We have already noted (Chapter 11) that Zeezrom began to fear and tremble because the missionaries were able to tell his very thoughts. The manner of his life was laid bare before him, and in it he saw the duplicity of his motives and the blackness of his heart. He became sore afraid, for we imagine he had hidden there some follies which he would fain forget, and in trepidation lest Alma or Amulek should reveal them, he trembled more and more at the prospect. Also, we have noted that although Zeezrom had sunk to a depth of moral turpitude from which men seldom rise, he was not the base creature who revels in filth because his comrades are unclean. He saw and realized that the light that surrounded Alma and Amulek was the Light of Truth, and the power he was combating was the Power of God. His heart began to acknowledge its guilt.
In this frame of mind and spirit, Zeezrom commenced to inquire of the missionaries of things pertaining to the Kingdom of God. Not now in mockery, nor did he revile the warnings of Alma and Amulek, but in solemn earnestness, he sought to know the meaning of Amulek's words that all, both the just and the unjust, shall rise from the dead, "and are brought to stand before God to be judged according to their works."

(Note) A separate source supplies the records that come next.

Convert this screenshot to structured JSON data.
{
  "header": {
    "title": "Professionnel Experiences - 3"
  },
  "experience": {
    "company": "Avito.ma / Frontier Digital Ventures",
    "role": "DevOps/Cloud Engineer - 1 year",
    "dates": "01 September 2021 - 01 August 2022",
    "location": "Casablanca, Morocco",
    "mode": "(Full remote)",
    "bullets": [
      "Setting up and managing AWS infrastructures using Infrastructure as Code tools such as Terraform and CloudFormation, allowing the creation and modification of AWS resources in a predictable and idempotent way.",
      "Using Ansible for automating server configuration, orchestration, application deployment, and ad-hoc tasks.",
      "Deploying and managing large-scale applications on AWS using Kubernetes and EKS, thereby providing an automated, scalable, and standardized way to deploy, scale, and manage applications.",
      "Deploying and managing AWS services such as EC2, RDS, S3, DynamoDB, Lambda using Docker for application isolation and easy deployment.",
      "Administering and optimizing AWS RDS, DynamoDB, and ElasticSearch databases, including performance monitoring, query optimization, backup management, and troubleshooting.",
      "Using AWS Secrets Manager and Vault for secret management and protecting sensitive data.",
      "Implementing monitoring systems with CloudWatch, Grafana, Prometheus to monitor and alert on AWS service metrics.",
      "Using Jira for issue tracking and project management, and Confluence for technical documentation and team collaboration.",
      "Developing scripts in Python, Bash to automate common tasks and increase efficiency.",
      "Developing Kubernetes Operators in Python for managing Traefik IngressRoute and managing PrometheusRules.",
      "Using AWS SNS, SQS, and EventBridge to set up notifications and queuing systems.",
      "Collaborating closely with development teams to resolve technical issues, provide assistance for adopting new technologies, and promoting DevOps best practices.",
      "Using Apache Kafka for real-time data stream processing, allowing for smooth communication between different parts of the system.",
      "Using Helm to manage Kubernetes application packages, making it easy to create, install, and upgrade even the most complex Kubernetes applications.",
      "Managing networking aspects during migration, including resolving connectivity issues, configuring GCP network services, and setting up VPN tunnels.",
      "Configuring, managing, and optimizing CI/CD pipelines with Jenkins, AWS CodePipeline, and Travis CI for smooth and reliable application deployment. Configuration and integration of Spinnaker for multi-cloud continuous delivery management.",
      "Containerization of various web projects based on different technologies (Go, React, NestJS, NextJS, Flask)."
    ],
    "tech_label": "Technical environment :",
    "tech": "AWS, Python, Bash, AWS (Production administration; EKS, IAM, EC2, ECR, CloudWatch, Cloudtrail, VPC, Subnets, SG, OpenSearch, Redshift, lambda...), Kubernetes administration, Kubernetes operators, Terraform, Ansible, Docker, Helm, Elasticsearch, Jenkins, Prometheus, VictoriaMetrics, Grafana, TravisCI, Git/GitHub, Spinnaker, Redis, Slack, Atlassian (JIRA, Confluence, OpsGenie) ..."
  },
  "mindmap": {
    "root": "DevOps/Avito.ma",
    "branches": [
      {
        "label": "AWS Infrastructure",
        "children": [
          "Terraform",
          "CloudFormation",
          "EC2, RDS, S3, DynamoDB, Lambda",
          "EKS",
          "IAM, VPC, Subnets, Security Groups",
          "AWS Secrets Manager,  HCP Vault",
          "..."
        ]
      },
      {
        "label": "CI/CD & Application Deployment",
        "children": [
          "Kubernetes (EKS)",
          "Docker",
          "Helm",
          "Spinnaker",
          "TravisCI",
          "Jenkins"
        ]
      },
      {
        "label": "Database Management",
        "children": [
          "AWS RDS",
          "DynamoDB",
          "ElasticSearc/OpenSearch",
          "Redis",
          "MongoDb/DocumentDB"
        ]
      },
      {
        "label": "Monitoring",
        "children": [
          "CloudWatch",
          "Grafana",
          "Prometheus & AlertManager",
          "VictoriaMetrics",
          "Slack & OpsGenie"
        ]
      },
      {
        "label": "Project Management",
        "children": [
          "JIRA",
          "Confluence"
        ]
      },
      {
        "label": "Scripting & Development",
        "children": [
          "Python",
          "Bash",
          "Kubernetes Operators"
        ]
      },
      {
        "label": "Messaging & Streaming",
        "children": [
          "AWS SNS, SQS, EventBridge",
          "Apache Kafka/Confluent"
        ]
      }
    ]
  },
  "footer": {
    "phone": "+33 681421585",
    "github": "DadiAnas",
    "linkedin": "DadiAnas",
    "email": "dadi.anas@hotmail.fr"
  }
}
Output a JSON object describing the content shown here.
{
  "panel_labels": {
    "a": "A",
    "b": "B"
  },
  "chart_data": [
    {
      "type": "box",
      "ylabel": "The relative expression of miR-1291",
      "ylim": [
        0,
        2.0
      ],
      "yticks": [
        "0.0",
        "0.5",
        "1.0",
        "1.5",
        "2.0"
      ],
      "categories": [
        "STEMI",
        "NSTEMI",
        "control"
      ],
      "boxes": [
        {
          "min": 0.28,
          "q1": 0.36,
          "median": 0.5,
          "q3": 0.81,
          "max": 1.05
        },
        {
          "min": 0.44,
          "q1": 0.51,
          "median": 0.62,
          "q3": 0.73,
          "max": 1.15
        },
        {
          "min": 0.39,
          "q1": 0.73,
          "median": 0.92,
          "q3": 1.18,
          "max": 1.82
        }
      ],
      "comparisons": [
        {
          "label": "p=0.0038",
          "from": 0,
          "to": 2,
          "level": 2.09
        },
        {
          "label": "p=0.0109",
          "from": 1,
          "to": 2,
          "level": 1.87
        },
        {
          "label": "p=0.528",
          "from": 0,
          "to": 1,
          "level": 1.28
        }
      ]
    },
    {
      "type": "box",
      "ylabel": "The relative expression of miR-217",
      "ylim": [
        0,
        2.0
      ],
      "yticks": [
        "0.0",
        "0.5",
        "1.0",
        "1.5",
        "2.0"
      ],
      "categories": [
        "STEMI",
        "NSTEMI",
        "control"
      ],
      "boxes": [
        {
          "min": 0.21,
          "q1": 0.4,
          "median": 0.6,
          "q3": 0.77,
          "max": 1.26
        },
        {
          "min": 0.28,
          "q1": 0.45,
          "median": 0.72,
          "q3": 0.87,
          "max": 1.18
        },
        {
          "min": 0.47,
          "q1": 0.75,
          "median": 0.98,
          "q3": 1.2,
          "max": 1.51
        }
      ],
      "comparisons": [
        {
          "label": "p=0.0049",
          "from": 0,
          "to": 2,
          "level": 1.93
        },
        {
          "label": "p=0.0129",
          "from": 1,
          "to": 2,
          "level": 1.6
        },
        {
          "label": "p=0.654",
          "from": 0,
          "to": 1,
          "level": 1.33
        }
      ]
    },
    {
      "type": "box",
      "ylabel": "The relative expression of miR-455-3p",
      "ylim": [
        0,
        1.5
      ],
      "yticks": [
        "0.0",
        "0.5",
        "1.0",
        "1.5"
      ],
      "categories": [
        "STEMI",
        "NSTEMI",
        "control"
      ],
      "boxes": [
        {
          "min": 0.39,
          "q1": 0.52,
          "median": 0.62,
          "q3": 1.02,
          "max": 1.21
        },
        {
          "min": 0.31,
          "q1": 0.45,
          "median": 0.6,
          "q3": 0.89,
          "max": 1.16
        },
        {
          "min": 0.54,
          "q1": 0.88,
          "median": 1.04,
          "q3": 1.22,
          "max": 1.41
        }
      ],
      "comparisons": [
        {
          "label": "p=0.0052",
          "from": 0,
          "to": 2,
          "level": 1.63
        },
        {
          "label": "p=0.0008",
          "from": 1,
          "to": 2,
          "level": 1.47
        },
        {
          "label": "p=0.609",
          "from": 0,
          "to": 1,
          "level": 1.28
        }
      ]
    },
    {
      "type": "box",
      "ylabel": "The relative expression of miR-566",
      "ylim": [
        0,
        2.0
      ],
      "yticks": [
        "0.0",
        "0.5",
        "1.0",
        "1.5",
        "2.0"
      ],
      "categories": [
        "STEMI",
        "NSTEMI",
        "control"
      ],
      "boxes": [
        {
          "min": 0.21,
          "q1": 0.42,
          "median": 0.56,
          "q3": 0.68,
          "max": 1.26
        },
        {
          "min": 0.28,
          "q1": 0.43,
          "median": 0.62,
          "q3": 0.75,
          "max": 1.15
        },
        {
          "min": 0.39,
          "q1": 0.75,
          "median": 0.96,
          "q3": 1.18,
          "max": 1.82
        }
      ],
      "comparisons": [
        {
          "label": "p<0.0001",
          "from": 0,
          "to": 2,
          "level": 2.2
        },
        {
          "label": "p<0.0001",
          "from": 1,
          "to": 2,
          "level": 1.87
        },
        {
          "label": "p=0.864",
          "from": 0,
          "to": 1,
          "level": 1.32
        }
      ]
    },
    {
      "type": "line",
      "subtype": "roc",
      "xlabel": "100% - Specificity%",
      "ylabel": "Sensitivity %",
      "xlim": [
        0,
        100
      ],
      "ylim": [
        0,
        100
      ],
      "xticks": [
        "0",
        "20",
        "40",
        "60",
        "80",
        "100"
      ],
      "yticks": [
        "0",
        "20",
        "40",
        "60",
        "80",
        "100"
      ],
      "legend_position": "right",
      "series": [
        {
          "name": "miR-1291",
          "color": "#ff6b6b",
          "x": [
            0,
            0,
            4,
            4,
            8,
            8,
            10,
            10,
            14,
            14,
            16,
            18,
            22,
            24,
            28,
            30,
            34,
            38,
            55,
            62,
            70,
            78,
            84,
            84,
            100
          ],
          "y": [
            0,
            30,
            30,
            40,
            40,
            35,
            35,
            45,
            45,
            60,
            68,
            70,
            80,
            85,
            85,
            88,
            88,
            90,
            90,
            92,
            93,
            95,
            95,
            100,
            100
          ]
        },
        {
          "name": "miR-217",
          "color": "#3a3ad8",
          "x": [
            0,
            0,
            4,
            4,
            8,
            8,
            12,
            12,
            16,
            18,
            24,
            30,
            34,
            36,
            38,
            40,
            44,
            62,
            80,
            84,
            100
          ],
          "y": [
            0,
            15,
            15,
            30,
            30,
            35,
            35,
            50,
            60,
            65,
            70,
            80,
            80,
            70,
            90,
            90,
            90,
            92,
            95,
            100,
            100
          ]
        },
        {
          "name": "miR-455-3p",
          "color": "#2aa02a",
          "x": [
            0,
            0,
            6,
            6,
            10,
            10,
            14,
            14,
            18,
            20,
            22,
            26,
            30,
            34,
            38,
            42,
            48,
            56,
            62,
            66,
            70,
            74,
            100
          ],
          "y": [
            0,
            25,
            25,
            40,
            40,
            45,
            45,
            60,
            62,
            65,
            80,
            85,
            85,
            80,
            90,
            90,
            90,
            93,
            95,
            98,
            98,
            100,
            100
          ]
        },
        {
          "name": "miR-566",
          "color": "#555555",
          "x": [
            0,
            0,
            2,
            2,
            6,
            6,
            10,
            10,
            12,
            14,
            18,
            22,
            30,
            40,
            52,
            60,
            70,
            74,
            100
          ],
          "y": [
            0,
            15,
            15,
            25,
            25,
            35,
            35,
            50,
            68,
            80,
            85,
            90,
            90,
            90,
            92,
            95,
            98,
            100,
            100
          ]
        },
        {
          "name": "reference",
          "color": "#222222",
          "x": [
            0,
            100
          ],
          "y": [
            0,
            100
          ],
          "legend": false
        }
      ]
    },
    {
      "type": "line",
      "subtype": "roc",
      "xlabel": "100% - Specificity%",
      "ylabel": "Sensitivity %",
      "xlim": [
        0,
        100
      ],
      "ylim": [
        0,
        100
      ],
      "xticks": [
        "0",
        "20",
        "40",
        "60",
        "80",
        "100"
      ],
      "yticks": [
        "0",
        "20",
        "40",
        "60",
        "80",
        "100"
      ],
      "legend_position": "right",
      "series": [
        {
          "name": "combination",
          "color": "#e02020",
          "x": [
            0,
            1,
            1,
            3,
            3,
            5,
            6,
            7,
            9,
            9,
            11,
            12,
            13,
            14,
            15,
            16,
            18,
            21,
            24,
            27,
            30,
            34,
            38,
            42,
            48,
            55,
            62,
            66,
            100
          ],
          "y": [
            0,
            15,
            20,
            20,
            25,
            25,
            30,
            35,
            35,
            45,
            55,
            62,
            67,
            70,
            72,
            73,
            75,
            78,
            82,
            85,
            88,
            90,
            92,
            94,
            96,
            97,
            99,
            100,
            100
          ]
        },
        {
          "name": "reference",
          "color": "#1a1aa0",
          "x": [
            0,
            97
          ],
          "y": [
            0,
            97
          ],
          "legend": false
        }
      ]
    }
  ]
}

The answers to the questions he asked were like a two-edged sword, piercing to his innermost soul, bringing to him a terrible sense of his awful position before God, and encompassing him with the pains of hell which in his case was remorse. Zeezrom realized that he had been a leader in inquity, that his lyings and deceptions had greatly contributed to dragging the people down to their existing state of corruption, and that he was among those most responsible for the hardness of their hearts.